One is for Putin's team to ignore history and everything
they know to be true and play geopolitical Russian roulette.
In other words, they can push for confrontation with the
West and pray that the counterstrikes are not too horrible.
The second is to do nothing -- fearing the consequences
of all actions too much to take any -- or continue with
the recent trend of rhetorical spasms. Under this "strategy,"
the Russian government would succumb to the problems foreseen
by Andropov a generation ago.
The
third possibility is a leadership displacement. Just as
Putin displaced Russia's oligarchs, reformers and siloviki
because he felt their ideas would not translate into success
for Russia, those power groups feel the same way about the
Putin government. The option, then, is for one of these
groups to somehow displace the current government and attempt
to remake Russia yet again. Several caveats apply: It would
have to be a group cohesive enough to take and hold power,
committed enough to a defining ideology to ignore any deficiencies
of that ideology, and either trusted or feared enough by
the population to be allowed to wield power.
Russia's
oligarchs are neither united nor trusted, and historically
have placed self-interest far above national interests.

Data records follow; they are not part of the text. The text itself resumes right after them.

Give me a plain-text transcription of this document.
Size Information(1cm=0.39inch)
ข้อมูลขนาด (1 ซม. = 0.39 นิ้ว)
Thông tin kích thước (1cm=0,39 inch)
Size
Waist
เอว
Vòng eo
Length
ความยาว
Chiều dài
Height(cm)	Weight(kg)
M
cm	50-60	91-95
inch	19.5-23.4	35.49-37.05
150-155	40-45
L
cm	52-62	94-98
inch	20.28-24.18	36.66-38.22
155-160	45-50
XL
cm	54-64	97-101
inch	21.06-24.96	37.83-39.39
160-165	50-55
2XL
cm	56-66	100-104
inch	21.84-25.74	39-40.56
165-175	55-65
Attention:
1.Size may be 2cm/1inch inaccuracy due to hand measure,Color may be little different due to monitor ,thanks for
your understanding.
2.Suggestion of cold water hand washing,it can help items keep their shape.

The reformers, while united, are clearly not trusted by
the populace as a whole, and the idealism of the group that
implemented the disastrous shock therapy in the early 1990s
is long gone.
The
siloviki, however, are broadly cohesive and populist, and
they have not allowed economics or politics to get in the
way of their nationalism or ideological opposition to capitalism
and the United States. Moreover, they have little fear of
using the military club when the natives -- or the neighbors
-- get restless.
Assuming
Russia does not become paralyzed by fear, it appears destined
to return to a model in which the nationalists, military
and intelligence apparatuses call the shots -- a sort of
Soviet Union with a Russian ethnic base. If this is the
case, the only question remaining is: Who will lead the
transformation?
With
every passing day, Putin seems less fit for the role.